Matilda and Jack are two robots known for their emotional intelligence. This innovation was made with the sole intention of improving human health and well-being as well as improving organizational sustainability. The robots can be used to conduct job interviews because of their ability to accurately determine the cultural and emotional fitness of job applicants. The robots can be used in several other areas, including schools, tired drivers, and children with autism.
The use of robots in the health sector is primarily aimed at helping the aged demographic. This segment of the population is on the increase based on the current statistical figures of population growth (Javis, 2005). There are several ways in which robots can be used in health care. One important way is to address the sense of cognition that seems to decline among old patients.
The future of robots used as primary caregivers in health care is data collection. This is very important for medical practitioners. It helps them keep a record of the vital signs of their patients thus monitoring how they are doing. Important data such as blood pressure reading and level of blood sugar can be collected with the robots and disseminated to the caregivers.
Even though the market looks promising in terms of the use of robotic care for the elderly, the biggest challenge is the fact that these machines need to be controlled by human beings. This will prove a challenge especially when it comes to training personnel to operate the robots appropriately.
Some threats are involved in the use of robots for healthcare. Certain professions and job positions are very sensitive. Replacing the human labor force with artificial intelligence might invoke ethical issues and concerns. Having a robot attend to old patients on daily basis can be very sensitive (Wallach, Allen, Bruce, & Kevin, 2009).
Target market and product positioning
Matilda and Jack’s robots are very interesting products that can be used in the health care sector. The target segment of the market for this product is the senior centers and elderly care homes. The product may also be useful in family homes. Drivers especially those who frequently do long-distance driving are also a target market for the product. These two products however can only be consumed in developed countries. This is mainly as a result of the market analysis whereby according to the consumer purchase trend in Japan, Korea, Europe, and North America, there is a continuing surge of robotic consumerism (Bawyse, Styler, & Alverson, 2002). The product will only venture into other markets in other countries but on a smaller scale (Bawyse, Styler, & Alverson, 2002).

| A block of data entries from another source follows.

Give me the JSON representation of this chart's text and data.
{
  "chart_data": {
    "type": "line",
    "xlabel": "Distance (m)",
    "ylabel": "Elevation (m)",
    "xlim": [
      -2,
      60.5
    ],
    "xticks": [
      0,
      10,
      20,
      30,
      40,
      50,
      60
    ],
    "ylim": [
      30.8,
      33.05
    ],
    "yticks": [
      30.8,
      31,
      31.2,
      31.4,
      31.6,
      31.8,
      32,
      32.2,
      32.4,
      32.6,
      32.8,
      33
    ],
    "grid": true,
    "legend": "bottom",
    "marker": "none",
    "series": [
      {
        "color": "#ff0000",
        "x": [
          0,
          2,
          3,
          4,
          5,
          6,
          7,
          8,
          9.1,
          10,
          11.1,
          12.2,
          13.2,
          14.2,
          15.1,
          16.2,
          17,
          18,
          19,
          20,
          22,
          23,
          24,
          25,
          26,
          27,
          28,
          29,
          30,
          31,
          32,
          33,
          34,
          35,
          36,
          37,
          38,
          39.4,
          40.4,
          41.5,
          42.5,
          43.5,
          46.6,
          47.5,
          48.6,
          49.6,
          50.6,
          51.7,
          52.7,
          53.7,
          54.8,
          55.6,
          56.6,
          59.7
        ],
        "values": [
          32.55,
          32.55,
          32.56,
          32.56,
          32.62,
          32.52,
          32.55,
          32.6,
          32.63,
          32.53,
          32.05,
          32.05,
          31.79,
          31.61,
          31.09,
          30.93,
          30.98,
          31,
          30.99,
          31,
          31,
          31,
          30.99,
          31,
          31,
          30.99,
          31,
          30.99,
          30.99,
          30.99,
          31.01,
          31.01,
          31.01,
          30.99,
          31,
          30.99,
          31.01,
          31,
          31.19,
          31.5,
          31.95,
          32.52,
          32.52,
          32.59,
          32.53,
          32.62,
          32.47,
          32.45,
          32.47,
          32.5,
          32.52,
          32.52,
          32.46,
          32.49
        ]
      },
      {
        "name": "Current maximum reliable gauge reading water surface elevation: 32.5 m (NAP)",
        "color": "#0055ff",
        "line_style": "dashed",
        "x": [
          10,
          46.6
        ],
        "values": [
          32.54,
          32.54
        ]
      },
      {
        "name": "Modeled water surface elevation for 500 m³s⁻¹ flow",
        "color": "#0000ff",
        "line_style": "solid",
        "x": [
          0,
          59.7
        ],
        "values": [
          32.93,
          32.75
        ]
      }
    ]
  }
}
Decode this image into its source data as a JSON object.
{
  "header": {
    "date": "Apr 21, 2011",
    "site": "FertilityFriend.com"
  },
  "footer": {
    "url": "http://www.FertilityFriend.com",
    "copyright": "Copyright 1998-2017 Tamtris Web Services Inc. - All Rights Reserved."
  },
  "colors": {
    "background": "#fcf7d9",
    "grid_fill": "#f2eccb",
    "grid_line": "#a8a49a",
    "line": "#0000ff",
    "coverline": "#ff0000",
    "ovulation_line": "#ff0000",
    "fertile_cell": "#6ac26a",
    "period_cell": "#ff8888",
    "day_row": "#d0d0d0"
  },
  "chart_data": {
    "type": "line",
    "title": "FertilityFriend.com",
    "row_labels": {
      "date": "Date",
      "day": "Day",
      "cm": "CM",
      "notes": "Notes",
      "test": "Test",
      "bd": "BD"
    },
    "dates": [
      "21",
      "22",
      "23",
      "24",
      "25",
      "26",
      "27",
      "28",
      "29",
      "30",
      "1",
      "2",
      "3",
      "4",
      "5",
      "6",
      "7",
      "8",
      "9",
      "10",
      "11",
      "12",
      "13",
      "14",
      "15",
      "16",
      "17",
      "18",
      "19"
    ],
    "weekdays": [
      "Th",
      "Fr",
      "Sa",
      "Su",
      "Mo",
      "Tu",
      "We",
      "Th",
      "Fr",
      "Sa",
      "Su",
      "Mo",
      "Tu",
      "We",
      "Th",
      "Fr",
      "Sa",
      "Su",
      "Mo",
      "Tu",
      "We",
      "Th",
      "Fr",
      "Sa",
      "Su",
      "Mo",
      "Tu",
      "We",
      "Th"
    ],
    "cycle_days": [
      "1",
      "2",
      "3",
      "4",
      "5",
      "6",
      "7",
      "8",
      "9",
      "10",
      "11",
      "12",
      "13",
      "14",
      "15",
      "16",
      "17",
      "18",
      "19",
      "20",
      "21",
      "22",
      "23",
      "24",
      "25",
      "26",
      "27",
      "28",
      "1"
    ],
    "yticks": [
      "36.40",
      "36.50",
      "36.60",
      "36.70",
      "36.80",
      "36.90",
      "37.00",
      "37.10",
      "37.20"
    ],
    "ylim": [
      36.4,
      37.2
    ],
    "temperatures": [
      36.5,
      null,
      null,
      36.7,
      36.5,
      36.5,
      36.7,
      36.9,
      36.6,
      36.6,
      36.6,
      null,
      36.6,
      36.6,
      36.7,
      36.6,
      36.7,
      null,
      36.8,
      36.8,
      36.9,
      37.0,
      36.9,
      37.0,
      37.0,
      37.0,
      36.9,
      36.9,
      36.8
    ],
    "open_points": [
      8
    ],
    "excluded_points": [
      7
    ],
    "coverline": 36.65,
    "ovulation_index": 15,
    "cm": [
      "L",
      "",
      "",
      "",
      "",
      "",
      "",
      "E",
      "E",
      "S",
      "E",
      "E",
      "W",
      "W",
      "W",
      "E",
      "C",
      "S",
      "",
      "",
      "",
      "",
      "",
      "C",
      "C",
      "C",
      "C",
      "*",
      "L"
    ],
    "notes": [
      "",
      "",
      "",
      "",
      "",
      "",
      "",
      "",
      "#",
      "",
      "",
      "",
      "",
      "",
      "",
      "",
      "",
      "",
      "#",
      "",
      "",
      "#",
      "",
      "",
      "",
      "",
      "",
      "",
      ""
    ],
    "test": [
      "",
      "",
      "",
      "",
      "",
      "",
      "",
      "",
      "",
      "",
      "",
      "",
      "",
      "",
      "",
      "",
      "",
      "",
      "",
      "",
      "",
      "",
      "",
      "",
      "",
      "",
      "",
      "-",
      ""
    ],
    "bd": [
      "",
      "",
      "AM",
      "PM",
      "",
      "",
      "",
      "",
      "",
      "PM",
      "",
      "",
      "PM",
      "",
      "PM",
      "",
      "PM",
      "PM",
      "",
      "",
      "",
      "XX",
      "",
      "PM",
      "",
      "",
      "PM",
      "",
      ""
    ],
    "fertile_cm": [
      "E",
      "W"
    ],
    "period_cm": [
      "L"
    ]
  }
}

Consumers could get the product at a specific strategic dealer location. The product can also be directly delivered to consumers upon ordering a specific number of items. Online positioning is the most convenient for consumers. Buyers could make purchases online and get the product delivered to them. The dealers will be located at strategic locations in cities within Japan, Australia, Korea, Europe, and North America. These are the market regions where sales volumes of the robotic gadget are high and the consumer purchase trend indicates prospects of growth in the industry (Robotic Trends, 2006). Since these two products are still unique in the market, they are unlikely to face stiff competition from other personal and healthcare service robots.
Bawyse, P., Styler, A., & Alverson, M. (2002). Marketing expenditure trends. London: London business school marketing report.
Javis, C. (2005). Carebots in the community. the british journal of healthcare computing and information management , vol 2 number 8 pp. 23-26.
Robotic Trends. (2006). Global Trends in the Consumer Robotics Market. Tokyo: Robotic Trends.
Wallach, W., Allen, C., Bruce, A., & Kevin, K. (2009). Moral Machines: Teaching Robots Right from Wrong. New York: Oxford University Press.